I started as a humble craftsman making simple utilitarian wares. Then, one day, the unthinkable happened. I saw the most amazing thing I had seen in my whole life. This guy had pots with crystals grown all over them. I was taken in complete awe. For the next year and a half my new mistress, crystalline glaze, consumed all my free time (and money). I simply had to do this. 1 fried kiln, countless schlock in my waste pile, and what remained of my hair, lost later, I eventually got proficient at it. Now I am one of a few (I estimate around 200) in the world that creates this on a regular basis.
Crystalline glazing is a process whereby crystals are literally grown right in the glaze during the firing process. This requires specialized equipment, higher temperatures, special materials, a dash of chemistry knowledge, patience without limit, and a good deal of persistence too. This is the primary reason there are so few of us that mess with this. It is, however, the most amazing glaze technique I can find available.

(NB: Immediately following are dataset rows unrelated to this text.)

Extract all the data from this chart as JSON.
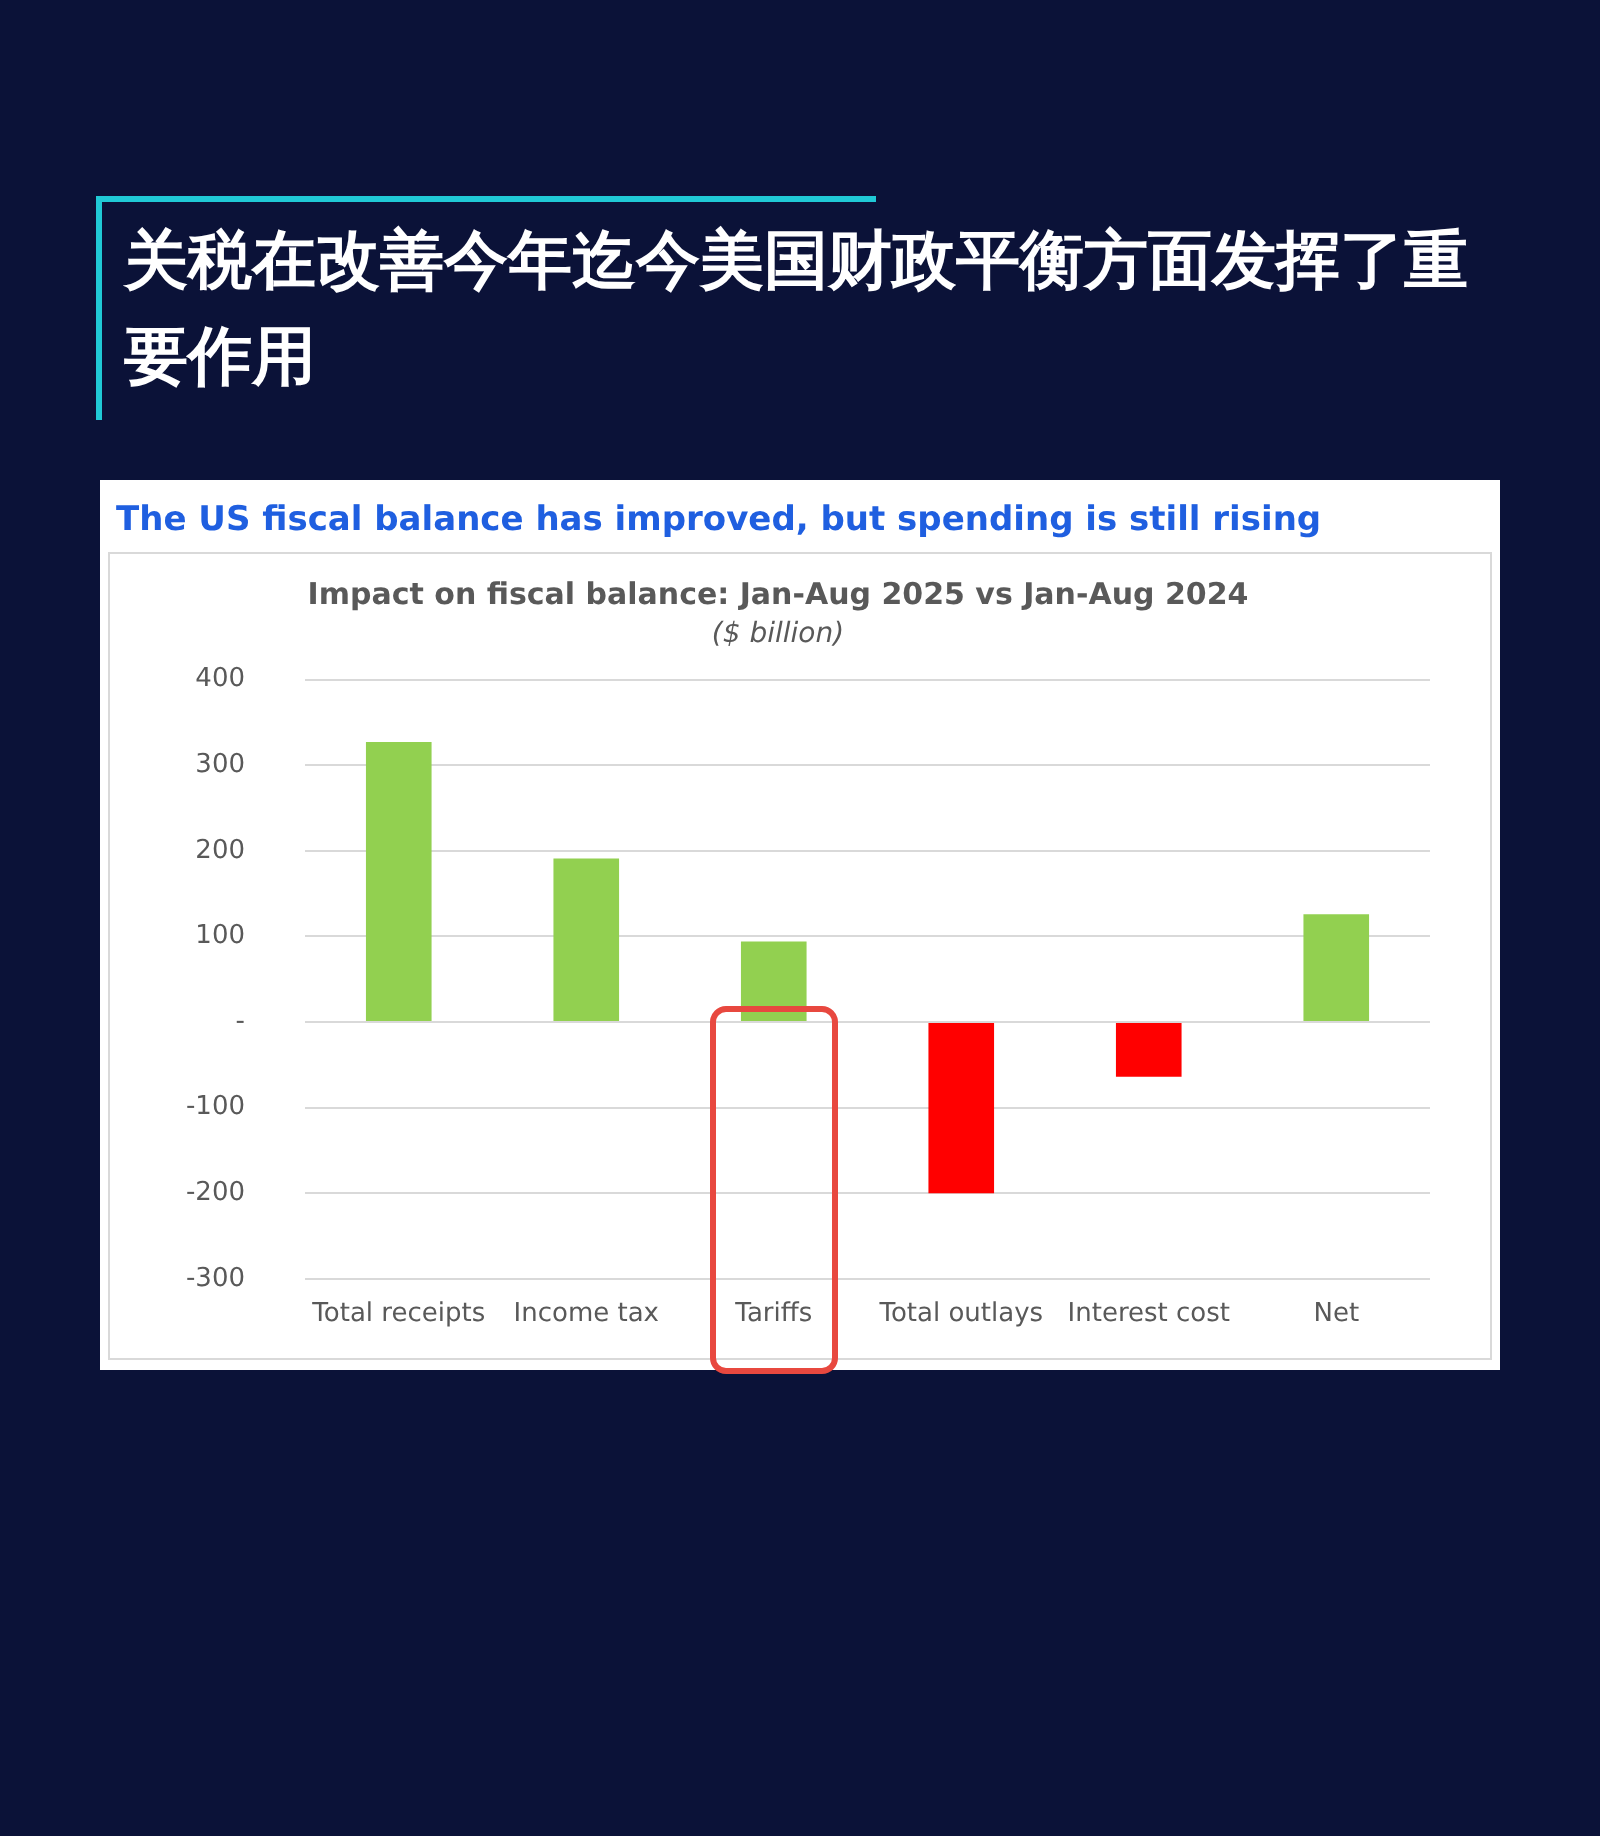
{
  "chart_data": {
    "type": "bar",
    "title": "关税在改善今年迄今美国财政平衡方面发挥了重要作用",
    "subtitle": "The US fiscal balance has improved, but spending is still rising",
    "annotations": [
      "Impact on fiscal balance: Jan-Aug 2025 vs Jan-Aug 2024",
      "($ billion)"
    ],
    "categories": [
      "Total receipts",
      "Income tax",
      "Tariffs",
      "Total outlays",
      "Interest cost",
      "Net"
    ],
    "values": [
      327,
      191,
      94,
      -200,
      -64,
      126
    ],
    "colors": [
      "#92d050",
      "#92d050",
      "#92d050",
      "#ff0000",
      "#ff0000",
      "#92d050"
    ],
    "ylim": [
      -300,
      400
    ],
    "yticks": [
      400,
      300,
      200,
      100,
      {
        "value": 0,
        "label": "-"
      },
      -100,
      -200,
      -300
    ],
    "grid": "y",
    "legend": false
  }
}
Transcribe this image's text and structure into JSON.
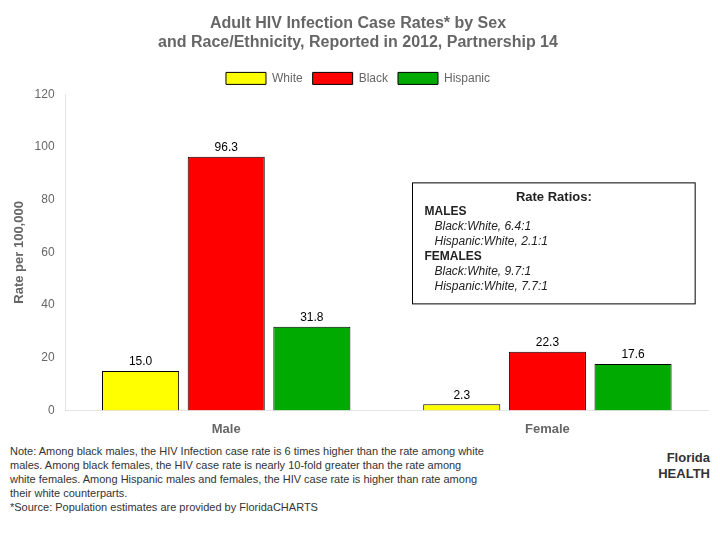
{
  "chart_data": {
    "type": "bar",
    "title": "Adult HIV Infection Case Rates* by Sex\nand Race/Ethnicity, Reported in 2012, Partnership 14",
    "y_label": "Rate per 100,000",
    "categories": [
      "Male",
      "Female"
    ],
    "series": [
      {
        "name": "White",
        "color": "#ffff00",
        "values": [
          15.0,
          2.3
        ],
        "value_labels": [
          "15.0",
          "2.3"
        ]
      },
      {
        "name": "Black",
        "color": "#ff0000",
        "values": [
          96.3,
          22.3
        ],
        "value_labels": [
          "96.3",
          "22.3"
        ]
      },
      {
        "name": "Hispanic",
        "color": "#00aa00",
        "values": [
          31.8,
          17.6
        ],
        "value_labels": [
          "31.8",
          "17.6"
        ]
      }
    ],
    "ylim": [
      0,
      120
    ],
    "yticks": [
      0,
      20,
      40,
      60,
      80,
      100,
      120
    ],
    "grid": false,
    "legend": "top",
    "data_labels": true,
    "annotations": [
      "Rate Ratios:\nMALES\n   Black:White, 6.4:1\n   Hispanic:White, 2.1:1\nFEMALES\n   Black:White, 9.7:1\n   Hispanic:White, 7.7:1",
      "Note: Among black males, the HIV Infection case rate is 6 times higher than the rate among white\nmales.  Among black females, the HIV case rate is nearly 10-fold greater than the rate among\nwhite females.  Among Hispanic males and females, the HIV case rate is higher than rate among\ntheir white counterparts.\n*Source: Population estimates are provided by FloridaCHARTS",
      "Florida\nHEALTH"
    ]
  }
}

As an artist, I follow a Chinese philosophy. In Chinese art, works must reference the past works to be considered relevant. Chinese porcelain works are highly refined, conform to a mathematical balance of symmetry, and are as much a piece of art as a painting. In my opinion, and that of 15th through 18th century Europeans, it is the pinnacle of ceramic art. In reverence to that tradition, I try to maintain the suggestion of form in Ming and Qin Dynasty works. On the other hand, I want to add a contemporary feel to my work, thus, a merger with crystalline glazes. This is something I call Contemporary Classicalism. My desire is to create a piece that will be as comfortable in the most modern of décor and also at home in a very classic, elegant space.